At the end of the day, being transgender is about having the determination and the courage to live as the person you really are inside, even when the world stands against us. This is how we make a fulfilled and meaningful life for ourselves, a life of love and happiness and the unbridled exuberance of our personal truth. This is something all of us can understand, and it’s what each and every one of us deserves.
Thank you very much.
10 thoughts on “My speech at the Florida Secular Rally: “The Dogma of Gender””
I’d like to say that this post made you a new fan.
<3 Good speech! Had to read the transcript for this so I'm not sure how the crowd reacted, but well done.
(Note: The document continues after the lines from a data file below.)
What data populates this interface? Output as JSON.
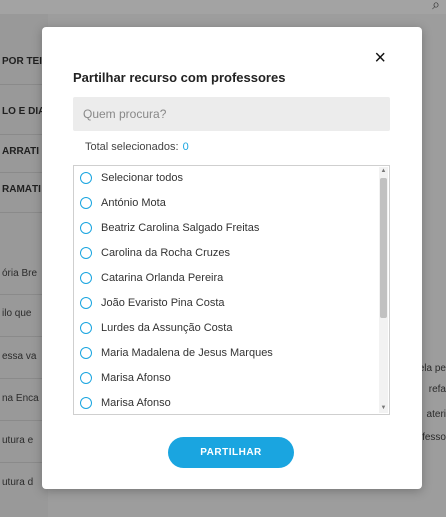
{
  "background": {
    "left_items": [
      "POR TEI",
      "LO E DIA",
      "ARRATI",
      "RAMÁTI",
      "ória Bre",
      "ilo que",
      "essa va",
      "na Enca",
      "utura e",
      "utura d"
    ],
    "right_items": [
      "ela pe",
      "refa",
      "ateri",
      "fesso"
    ]
  },
  "modal": {
    "title": "Partilhar recurso com professores",
    "close_icon": "×",
    "search_placeholder": "Quem procura?",
    "total_label": "Total selecionados:",
    "total_count": "0",
    "items": [
      "Selecionar todos",
      "António Mota",
      "Beatriz Carolina Salgado Freitas",
      "Carolina da Rocha Cruzes",
      "Catarina Orlanda Pereira",
      "João Evaristo Pina Costa",
      "Lurdes da Assunção Costa",
      "Maria Madalena de Jesus Marques",
      "Marisa Afonso",
      "Marisa Afonso"
    ],
    "share_label": "PARTILHAR"
  },
  "colors": {
    "accent": "#1aa5e0",
    "overlay": "rgba(0,0,0,0.36)"
  }
}
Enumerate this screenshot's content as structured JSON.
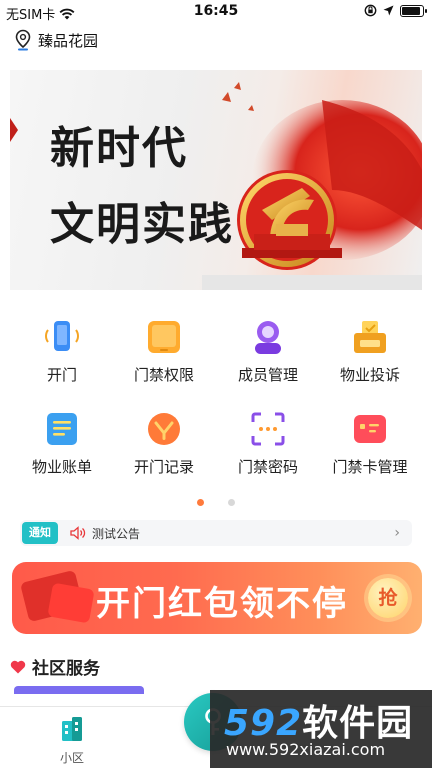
{
  "status_bar": {
    "carrier": "无SIM卡",
    "time": "16:45",
    "battery_level": 0.9
  },
  "location": {
    "name": "臻品花园"
  },
  "banner": {
    "line1": "新时代",
    "line2": "文明实践"
  },
  "menu": [
    {
      "label": "开门",
      "icon": "phone-icon"
    },
    {
      "label": "门禁权限",
      "icon": "tablet-icon"
    },
    {
      "label": "成员管理",
      "icon": "member-icon"
    },
    {
      "label": "物业投诉",
      "icon": "vote-box-icon"
    },
    {
      "label": "物业账单",
      "icon": "bill-icon"
    },
    {
      "label": "开门记录",
      "icon": "record-icon"
    },
    {
      "label": "门禁密码",
      "icon": "password-scan-icon"
    },
    {
      "label": "门禁卡管理",
      "icon": "card-icon"
    }
  ],
  "pager": {
    "pages": 2,
    "active": 0
  },
  "notice": {
    "tag": "通知",
    "text": "测试公告"
  },
  "promo": {
    "text": "开门红包领不停",
    "grab": "抢"
  },
  "section": {
    "title": "社区服务"
  },
  "tabbar": {
    "home_label": "小区"
  },
  "watermark": {
    "brand_num": "592",
    "brand_cn": "软件园",
    "url": "www.592xiazai.com"
  },
  "colors": {
    "accent": "#22c0c6",
    "promo": "#ff6b4f",
    "pager_active": "#ff7a3c"
  }
}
As for being transsexual among atheists. I've been in the situation where otherwise reasonable atheists told me things in the vein of the comments you quoted. It's sad, really, that some people can't seem to be as open minded about gender/sex issues as they are about other things.
That was a great speech. I love how you kept the part about the internet ambiguous and then said that you were talking about both the atheist and transgender communities. I think that reddit.com/r/atheism is a complete shithole. I mean, there are many good atheist forums on the net, but /r/atheism is not one of them. I’ve seen tons of misogyny and transphobia there. Most of it is just internet memes or facebook screenshots. It seems almost totally devoid of any type of valuable content. So I guess you could say that I’m not a fan of /r/atheism.
*clap clap clap clap*
I actually got to see this in person, and thought it was very well done. Your voice and perspective are definitely appreciated in the secular movement.
I wanted to say hi, but you spent a lot of time in the tent there. Rightly so, given that frosty November afternoon that tanned me up some. Probably wouldn’t have talked to you if you were out though, since I’m horrible at talking to women. No clue what to say. I would have been guaranteed to come across as creepy, and I’d rather not do so to someone having to put up with Redditor morons.
..yeah, so a comment on your blog under an assumed name is SO much more personable.
A lot of those Reddit and 4chan places don’t seem to be hospitable to decent people. Don’t let the haters get you down.